TEL-AVIV,
correspondance particulière. – « Yasser Arafat n’a pas de police d’assurance.
Il ne peut pas se sentir en sécurité là où il se trouve. »
Interviewé par les médias israéliens à l’occasion de la fête de Pessah
(les Pâques juives qui débutent lundi), Ariel Sharon n’a pas caché son
intention de concrétiser son projet d’en finir avec le président de l’Autorité
palestinienne.
Le Hezbollah visé
Dans la foulée, le Premier ministre a également proféré des
menaces à peine voilées à l’égard du cheikh Hassan Nasrallah, le leader
spirituel du Hezbollah libanais dont l’organisation est accusée par l’Etat
hébreu d’aider financièrement et techniquement certaines cellules palestiniennes
opérant dans les territoires.
Aux journalistes qui lui demandaient si Arafat et Nasrallah risquaient
d’être « éliminés », Sharon a déclaré qu’il « ne leur suggère
pas de se sentir en sécurité ». « Quiconque tue des Juifs, ordonne
d’en tuer, ou menace des Israéliens est un homme marqué. Point à la ligne
», a-t-il ajouté en refusant cependant de préciser quand ces menaces
pourraient être mises à exécution.
Certes, depuis le déclenchement de l’Intifada, Sharon a déjà menacé la
vie d’Arafat à plusieurs reprises. A la demande de ses ministres « ultra
», le gouvernement israélien a d’ailleurs déclaré le président de l’AP
« candidat à l’expulsion ». Mais ce projet n’a jamais été mis a
exécution en raison de l’opposition de la communauté internationale et
surtout de la Maison-Blanche. Or, tout à changé depuis que l’administration
américaine s’est empêtrée en Irak. Moins attentif à ce qui se passe en
Cisjordanie et dans la bande de Gaza, Georges Bush laisse désormais son
allié agir plus librement et celui-ci en profite (1). Après la
« liquidation » du cheikh Ahmed Yassine, rien ne l’empêche donc d’envisager
sérieusement la suppression du leader palestinien.

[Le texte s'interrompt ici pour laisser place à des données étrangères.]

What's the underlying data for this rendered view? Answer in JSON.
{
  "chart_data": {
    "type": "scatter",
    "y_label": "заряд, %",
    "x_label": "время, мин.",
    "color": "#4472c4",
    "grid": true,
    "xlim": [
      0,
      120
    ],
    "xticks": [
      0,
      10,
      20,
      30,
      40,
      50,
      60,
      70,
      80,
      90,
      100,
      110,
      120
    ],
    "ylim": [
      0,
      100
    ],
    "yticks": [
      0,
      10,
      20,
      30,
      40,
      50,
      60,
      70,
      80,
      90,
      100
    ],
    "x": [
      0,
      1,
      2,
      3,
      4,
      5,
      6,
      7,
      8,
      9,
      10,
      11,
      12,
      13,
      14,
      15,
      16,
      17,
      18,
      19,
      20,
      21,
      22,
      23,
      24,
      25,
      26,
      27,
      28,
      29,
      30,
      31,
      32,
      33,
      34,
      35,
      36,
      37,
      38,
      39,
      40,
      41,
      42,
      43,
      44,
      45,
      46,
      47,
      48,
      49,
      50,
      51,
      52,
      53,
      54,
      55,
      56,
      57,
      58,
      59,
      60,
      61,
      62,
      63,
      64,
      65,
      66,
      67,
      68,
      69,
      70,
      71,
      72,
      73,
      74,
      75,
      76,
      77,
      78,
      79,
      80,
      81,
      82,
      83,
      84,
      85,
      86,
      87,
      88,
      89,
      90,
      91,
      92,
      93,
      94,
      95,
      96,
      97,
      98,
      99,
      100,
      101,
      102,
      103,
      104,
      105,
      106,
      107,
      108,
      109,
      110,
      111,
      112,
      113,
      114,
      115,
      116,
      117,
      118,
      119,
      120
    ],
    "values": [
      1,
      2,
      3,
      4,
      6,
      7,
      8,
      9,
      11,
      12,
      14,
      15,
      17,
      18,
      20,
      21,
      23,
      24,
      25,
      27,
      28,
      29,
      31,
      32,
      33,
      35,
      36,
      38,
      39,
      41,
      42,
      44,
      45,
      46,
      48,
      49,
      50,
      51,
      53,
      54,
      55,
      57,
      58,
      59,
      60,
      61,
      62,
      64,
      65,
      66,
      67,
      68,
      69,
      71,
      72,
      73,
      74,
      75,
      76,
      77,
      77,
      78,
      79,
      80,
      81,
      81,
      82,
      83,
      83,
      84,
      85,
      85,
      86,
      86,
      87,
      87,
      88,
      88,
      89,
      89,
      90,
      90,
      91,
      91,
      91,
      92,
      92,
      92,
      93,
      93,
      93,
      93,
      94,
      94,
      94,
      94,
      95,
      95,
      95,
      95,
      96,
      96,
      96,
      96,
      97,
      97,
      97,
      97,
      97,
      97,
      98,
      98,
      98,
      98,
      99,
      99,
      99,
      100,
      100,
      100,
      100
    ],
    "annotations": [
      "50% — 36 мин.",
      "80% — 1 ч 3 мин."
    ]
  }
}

En attendant, le Premier ministre israélien a également profité de cet
interview pour annoncer que l’évacuation de la Bande de Gaza serait probablement
achevée au printemps de 2005 et pour révéler son intention d’expulser
tous les Palestiniens résidant illégalement en Israël lorsque le « mur
de séparation »
serait entièrement construit. C’est-à-dire à la fin de cette année.
Ses propos ainsi que la création, jeudi, d’une nouvelle colonie juive
sauvage (quinze familles) au coeur du quartier de Silwan (Jérusalem-Est)
sont sans doute pour beaucoup dans le déclenchement, hier, d’une nouvelle
émeute sur l’Esplanade des mosquées.
Charge policière
Les incidents ont éclaté à l’issue de la grande prière, lorsque
des milliers de musulmans ont attaqué à coups de pierres des fidèles juifs
qui étaient, eux, réunis devant le Mur des lamentations. Présente en masse
à l’extérieur de la mosquée, la police a aussitôt chargé la foule à l’aide
de grenades lacrymogènes et de balles en caoutchouc. Les incidents ont
duré plusieurs heures et ont été extrêmement violents. Quinze personnes
ont été blessées parmi lesquelles plusieurs membres des forces de l’ordre
et quatorze jeunes protestataires ont été arrêtés.
Serge DUMONT
1. – Les Etats-Unis ont réagi hier soir en demandant à Israël
de ne pas s’en prendre au dirigeant palestinien.